Since we stored the process matrices, we can now relatively inexpensively
evaluate sequences. We start with just one gate

.. code:: ipython3

    barely_a_seq = ['rx90p[0]']

and plot system dynamics.

.. code-block:: python

    def plot_dynamics(exp, psi_init, seq, goal=-1):
            """
            Plotting code for time-resolved populations.

            Parameters
            ----------
            psi_init: tf.Tensor
                Initial state or density matrix.
            seq: list
                List of operations to apply to the initial state.
            goal: tf.float64
                Value of the goal function, if used.
            debug: boolean
                If true, return a matplotlib figure instead of saving.
            """
            model = exp.pmap.model
            dUs = exp.partial_propagators
            psi_t = psi_init.numpy()
            pop_t = exp.populations(psi_t, model.lindbladian)
            for gate in seq:
                for du in dUs[gate]:
                    psi_t = np.matmul(du.numpy(), psi_t)
                    pops = exp.populations(psi_t, model.lindbladian)
                    pop_t = np.append(pop_t, pops, axis=1)
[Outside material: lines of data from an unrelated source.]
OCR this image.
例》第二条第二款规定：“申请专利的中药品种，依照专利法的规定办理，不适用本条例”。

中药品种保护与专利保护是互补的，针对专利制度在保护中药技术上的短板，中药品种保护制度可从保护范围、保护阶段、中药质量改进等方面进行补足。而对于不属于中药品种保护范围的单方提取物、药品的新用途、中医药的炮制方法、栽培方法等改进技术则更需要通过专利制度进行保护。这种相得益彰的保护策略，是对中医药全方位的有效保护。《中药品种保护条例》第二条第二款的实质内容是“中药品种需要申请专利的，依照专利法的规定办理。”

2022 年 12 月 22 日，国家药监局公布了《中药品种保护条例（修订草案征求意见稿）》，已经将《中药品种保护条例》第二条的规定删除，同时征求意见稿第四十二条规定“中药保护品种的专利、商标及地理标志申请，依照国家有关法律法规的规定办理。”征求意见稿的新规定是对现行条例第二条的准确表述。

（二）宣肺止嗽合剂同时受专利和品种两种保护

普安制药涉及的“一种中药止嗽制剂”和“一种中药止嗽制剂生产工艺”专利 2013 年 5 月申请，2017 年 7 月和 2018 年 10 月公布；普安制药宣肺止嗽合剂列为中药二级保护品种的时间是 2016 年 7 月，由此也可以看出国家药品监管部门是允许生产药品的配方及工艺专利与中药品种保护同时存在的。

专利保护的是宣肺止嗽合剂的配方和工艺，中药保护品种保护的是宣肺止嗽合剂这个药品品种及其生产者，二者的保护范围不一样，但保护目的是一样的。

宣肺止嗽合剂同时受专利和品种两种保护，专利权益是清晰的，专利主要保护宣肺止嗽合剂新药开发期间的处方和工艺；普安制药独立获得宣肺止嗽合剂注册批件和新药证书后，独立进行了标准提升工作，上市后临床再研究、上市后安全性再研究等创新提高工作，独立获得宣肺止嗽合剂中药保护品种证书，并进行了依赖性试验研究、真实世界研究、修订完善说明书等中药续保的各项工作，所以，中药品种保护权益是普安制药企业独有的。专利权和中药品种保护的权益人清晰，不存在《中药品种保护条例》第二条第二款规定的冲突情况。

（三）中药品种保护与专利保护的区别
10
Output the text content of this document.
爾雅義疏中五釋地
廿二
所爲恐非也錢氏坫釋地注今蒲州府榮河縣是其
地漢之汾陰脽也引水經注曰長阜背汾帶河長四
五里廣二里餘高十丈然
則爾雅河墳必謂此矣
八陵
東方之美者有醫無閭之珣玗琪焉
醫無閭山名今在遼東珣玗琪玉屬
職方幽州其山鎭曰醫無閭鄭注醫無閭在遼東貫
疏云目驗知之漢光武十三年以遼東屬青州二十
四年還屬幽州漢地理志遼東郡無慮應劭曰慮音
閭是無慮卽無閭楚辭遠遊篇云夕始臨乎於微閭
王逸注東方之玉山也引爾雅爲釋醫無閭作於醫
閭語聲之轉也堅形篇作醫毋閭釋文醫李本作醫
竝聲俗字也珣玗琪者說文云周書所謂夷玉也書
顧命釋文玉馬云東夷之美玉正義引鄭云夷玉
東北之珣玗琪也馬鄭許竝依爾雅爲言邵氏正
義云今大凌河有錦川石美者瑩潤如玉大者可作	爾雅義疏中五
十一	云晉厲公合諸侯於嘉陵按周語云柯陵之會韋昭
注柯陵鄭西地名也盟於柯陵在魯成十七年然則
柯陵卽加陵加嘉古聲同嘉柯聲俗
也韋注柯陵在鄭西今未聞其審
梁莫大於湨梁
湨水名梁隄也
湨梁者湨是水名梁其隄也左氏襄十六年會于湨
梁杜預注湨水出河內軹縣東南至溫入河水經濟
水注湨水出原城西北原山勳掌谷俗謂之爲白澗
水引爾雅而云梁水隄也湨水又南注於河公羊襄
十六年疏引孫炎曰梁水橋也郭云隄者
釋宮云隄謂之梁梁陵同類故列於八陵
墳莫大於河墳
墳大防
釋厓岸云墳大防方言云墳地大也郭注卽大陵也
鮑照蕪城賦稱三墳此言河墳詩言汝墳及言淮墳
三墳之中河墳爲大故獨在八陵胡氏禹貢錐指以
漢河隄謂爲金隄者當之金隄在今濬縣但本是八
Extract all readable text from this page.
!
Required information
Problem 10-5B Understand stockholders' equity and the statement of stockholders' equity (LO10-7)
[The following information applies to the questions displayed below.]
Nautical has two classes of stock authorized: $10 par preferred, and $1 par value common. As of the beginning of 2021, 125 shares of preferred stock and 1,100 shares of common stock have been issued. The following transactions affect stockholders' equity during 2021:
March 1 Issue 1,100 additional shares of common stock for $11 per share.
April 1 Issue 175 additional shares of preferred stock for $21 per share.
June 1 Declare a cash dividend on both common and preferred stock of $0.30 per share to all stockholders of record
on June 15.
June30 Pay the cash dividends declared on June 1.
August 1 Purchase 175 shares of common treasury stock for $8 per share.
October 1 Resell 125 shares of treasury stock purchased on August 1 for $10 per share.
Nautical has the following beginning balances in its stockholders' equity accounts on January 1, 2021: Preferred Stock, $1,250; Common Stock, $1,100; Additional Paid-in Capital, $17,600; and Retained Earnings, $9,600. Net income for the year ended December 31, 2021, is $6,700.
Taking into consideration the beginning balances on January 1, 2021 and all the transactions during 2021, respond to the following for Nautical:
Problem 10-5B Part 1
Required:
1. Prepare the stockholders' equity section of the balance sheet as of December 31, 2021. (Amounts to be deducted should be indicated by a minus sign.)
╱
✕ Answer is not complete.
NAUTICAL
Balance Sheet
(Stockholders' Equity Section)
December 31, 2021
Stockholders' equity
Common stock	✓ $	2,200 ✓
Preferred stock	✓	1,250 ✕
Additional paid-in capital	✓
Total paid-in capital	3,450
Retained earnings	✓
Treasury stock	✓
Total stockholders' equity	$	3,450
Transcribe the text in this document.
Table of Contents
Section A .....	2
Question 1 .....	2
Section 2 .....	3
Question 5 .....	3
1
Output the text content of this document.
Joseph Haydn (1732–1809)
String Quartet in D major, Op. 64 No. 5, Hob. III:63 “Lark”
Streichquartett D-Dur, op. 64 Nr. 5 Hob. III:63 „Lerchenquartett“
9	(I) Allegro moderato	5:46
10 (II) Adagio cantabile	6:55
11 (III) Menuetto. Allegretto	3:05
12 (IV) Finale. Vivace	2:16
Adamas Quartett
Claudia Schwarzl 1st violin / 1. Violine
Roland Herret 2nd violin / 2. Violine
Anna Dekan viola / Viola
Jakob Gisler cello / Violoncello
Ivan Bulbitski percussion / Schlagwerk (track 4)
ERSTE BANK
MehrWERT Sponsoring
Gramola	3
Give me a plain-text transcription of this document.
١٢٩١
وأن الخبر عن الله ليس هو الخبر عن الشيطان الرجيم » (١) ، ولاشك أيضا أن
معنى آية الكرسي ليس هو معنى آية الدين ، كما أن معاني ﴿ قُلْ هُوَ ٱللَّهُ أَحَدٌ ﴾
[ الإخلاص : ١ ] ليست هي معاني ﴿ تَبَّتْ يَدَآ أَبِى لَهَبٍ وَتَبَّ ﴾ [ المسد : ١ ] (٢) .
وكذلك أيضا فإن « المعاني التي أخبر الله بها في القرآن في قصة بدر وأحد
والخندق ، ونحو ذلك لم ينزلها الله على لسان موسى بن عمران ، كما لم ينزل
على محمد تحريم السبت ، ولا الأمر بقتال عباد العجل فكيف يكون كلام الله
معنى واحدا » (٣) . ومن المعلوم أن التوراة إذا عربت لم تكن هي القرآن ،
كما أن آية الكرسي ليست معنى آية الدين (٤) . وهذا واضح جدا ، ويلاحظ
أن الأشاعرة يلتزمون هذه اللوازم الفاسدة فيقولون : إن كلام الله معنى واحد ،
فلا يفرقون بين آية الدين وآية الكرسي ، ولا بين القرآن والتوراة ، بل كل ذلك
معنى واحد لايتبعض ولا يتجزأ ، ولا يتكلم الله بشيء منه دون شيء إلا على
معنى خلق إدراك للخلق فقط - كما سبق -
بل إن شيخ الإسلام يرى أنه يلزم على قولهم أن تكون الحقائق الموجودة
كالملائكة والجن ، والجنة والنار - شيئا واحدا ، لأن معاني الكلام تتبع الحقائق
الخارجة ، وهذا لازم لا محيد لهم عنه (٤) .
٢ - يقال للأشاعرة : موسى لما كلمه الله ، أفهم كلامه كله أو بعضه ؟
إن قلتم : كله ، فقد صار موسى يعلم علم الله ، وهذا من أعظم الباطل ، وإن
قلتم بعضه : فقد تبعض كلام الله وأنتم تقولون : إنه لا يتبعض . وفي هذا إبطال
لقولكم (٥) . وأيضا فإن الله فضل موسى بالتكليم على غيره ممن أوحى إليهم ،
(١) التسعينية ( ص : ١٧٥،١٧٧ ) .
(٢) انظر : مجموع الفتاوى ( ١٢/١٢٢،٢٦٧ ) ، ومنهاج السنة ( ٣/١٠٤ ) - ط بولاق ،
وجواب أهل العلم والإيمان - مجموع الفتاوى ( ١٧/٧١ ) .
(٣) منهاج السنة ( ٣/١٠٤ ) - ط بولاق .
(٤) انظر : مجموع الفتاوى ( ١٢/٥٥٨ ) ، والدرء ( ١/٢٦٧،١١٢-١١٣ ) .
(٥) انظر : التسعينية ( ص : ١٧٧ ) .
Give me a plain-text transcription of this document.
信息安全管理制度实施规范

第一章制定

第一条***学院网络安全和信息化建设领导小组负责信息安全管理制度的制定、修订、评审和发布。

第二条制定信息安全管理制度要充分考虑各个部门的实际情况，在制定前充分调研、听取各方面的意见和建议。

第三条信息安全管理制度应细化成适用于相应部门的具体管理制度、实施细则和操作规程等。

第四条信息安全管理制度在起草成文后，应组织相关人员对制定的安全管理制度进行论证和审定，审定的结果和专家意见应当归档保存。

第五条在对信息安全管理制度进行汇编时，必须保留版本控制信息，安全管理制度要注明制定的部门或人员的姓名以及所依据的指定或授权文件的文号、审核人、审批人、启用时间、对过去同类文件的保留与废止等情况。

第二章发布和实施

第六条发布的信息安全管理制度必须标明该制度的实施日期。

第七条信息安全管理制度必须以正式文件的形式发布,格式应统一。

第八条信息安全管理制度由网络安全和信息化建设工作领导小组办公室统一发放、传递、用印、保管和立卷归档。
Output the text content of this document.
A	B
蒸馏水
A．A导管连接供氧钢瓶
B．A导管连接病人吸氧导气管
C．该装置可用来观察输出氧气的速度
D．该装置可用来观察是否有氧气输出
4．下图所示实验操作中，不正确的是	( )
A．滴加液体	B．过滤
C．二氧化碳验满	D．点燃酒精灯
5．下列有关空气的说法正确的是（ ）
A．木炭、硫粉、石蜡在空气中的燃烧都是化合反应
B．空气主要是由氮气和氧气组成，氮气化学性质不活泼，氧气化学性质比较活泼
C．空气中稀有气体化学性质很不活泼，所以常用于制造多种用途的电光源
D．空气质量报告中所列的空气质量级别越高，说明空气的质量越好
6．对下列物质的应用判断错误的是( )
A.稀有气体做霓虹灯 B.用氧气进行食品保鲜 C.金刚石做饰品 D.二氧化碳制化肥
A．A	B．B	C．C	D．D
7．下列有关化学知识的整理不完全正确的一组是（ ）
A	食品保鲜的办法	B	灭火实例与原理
            fig, axs = plt.subplots(1, 1)
            ts = exp.ts
            dt = ts[1] - ts[0]
            ts = np.linspace(0.0, dt*pop_t.shape[1], pop_t.shape[1])
            axs.plot(ts / 1e-9, pop_t.T)
            axs.grid(linestyle="--")
            axs.tick_params(
                direction="in", left=True, right=True, top=True, bottom=True
            )
            axs.set_xlabel('Time [ns]')
            axs.set_ylabel('Population')
            plt.legend(model.state_labels)
            pass



.. code-block:: python

    plot_dynamics(exp, init_state, barely_a_seq)



.. image:: dyn_singleX.png


We can see an ill-defined un-optimized gate. The labels indicate qubit
states in the product basis. Next we increase the number of repetitions
of the same gate.

.. code-block:: python

    barely_a_seq * 10




.. parsed-literal::

    ['rx90p[0]',
     'rx90p[0]',
     'rx90p[0]',
     'rx90p[0]',
     'rx90p[0]',
     'rx90p[0]',
     'rx90p[0]',
     'rx90p[0]',
     'rx90p[0]',
     'rx90p[0]']



.. code-block:: python

    plot_dynamics(exp, init_state, barely_a_seq * 5)



.. image:: dyn_5X.png


.. code-block:: python

    plot_dynamics(exp, init_state, barely_a_seq * 10)



.. image:: dyn_10X.png


Note that at this point, we only multiply already computed matrices. We
don’t need to solve the equations of motion again for new sequences.